Такой ответ мог бы сработать с доктором Чарльз, но не с этим парнем. Перед поездкой я быстренько прогуглила его и нашла четыре статьи о ПТСР и его влиянии на подростков. Мама с папой неплохо подготовились. Расправившись с моей зависимостью, они решили теперь вылечить меня полностью. Новая Улучшенная Софи. Целостная, без резких краев и острых углов. Которая не знает, как выглядит смерть.
— Не думаю, что ты говоришь мне всю правду, — замечает Дэвид.
— Вы что, детектор лжи в человеческом обличье?
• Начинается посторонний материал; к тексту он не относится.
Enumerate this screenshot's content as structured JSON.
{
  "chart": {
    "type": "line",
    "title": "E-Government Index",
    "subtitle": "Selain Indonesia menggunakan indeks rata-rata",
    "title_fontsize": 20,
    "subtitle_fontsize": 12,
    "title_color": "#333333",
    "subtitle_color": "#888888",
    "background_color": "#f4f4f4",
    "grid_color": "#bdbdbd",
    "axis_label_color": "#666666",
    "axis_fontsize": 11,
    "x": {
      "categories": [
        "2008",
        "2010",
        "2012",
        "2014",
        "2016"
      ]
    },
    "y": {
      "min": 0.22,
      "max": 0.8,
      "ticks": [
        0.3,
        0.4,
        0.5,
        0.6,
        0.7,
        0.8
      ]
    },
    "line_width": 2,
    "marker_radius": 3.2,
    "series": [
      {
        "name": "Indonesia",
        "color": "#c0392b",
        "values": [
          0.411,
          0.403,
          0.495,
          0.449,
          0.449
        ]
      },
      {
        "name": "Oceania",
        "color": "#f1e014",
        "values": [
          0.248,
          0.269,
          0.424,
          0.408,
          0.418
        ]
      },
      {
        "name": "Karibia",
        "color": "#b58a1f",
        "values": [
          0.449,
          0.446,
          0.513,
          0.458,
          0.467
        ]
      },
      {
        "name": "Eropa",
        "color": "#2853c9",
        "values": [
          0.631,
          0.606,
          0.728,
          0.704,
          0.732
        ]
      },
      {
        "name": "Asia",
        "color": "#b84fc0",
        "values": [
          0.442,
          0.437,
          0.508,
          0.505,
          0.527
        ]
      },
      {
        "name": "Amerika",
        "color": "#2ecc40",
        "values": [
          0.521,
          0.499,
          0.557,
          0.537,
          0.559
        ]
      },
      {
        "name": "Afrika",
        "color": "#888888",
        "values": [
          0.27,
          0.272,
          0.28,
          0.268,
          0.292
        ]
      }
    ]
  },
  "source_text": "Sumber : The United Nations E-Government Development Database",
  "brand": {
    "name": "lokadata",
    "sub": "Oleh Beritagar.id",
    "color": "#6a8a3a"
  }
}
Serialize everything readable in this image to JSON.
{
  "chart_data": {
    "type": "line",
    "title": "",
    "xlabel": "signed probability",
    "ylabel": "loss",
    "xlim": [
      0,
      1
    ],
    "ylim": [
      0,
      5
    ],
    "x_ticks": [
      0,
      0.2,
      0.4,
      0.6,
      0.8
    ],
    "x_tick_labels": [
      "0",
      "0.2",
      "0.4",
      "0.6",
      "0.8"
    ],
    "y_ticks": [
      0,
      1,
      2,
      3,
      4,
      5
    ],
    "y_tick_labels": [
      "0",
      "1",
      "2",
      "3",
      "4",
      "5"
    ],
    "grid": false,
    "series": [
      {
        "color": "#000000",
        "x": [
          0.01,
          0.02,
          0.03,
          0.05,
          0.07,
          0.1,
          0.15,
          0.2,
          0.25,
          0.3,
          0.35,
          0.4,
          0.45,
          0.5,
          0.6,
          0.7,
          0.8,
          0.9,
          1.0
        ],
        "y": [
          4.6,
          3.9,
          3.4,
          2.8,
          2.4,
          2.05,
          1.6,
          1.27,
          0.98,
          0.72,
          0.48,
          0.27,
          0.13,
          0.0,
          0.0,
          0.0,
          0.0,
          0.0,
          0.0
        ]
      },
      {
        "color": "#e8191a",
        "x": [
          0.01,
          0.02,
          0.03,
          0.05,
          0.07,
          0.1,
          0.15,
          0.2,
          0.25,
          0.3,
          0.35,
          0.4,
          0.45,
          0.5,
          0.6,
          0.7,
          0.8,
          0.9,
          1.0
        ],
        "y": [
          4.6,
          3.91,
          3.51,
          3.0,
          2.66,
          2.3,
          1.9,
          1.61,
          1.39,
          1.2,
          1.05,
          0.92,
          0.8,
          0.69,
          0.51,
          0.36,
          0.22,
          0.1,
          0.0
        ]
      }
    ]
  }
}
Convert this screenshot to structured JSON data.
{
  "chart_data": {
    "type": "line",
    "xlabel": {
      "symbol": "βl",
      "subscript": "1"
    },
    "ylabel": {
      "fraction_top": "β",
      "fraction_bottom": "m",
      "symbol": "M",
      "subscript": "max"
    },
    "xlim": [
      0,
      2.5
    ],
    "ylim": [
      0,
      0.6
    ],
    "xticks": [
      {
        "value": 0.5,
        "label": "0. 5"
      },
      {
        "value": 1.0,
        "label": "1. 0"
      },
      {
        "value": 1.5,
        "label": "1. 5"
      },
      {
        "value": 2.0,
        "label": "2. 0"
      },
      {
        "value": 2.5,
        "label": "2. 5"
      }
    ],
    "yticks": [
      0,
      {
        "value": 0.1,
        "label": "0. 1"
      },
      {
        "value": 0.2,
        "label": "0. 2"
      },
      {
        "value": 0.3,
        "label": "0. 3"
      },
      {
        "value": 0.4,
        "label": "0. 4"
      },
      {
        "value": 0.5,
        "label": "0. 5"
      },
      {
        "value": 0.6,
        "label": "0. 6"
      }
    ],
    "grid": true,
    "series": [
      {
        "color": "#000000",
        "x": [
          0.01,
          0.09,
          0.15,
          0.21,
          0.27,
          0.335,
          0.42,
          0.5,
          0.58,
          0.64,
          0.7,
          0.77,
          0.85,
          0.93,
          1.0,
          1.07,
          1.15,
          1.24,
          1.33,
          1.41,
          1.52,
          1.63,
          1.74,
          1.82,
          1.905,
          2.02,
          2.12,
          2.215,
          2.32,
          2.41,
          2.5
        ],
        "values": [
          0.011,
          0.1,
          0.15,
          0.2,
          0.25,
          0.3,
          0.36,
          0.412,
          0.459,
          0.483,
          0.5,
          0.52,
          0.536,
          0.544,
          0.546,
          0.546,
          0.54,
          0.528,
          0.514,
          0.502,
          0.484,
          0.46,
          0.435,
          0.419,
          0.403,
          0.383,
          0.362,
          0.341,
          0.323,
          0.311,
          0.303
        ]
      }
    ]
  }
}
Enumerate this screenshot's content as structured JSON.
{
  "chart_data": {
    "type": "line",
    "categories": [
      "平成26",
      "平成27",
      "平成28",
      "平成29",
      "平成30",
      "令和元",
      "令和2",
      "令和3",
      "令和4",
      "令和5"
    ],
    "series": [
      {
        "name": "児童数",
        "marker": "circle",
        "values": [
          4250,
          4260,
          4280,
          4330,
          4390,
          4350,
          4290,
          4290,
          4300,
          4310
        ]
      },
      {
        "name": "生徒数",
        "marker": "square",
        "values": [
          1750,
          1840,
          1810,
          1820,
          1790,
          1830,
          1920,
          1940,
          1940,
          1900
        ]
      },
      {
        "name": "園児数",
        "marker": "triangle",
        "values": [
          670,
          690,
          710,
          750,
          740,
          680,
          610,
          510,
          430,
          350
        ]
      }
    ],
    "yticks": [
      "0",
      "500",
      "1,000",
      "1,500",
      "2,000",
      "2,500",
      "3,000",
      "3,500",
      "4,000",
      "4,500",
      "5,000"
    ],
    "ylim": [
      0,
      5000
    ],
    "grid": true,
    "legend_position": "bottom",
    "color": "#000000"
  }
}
— Софи, ты можешь мне довериться. — Дэвид наклоняется вперед, весь внимание. — Что бы ты ни сказала здесь, какой бы тайной ни поделилась, никто больше о ней не узнает, и от меня не будет никакого осуждения. Я на твоей стороне. Я могу тебе помочь.
Я пристально гляжу на него.
— Вы уже принуждали меня говорить о том, чего я не хочу. Не слишком-то это порождает доверие.
— Дать тебе возможность открыться — это не уловка. Лишь попытка найти верное русло для разговора. Тебе нужно с кем-то поделиться, иначе тебя разорвет.
— Таково ваше профессиональное мнение?
Он улыбается, беспристрастно, без жалости, без осуждения. И очень непривычно.
— Именно так, — с иронией отвечает он. По столу он придвигает ко мне коробку бумажных платочков. Я беру парочку, но вместо того, чтобы промокнуть глаза или высморкаться, я мну их в руках.
— Подобного больше не произойдет, — уверяю его. — И даже не начинайте надеяться.
— Как скажешь. — Он кивает и улыбается. Я отвожу взгляд.
Норман Роквелл — американский художник и иллюстратор. Его работы пользуются популярностью в Соединённых Штатах, на протяжении четырёх десятилетий он иллюстрировал обложки журнала The Saturday Evening Post.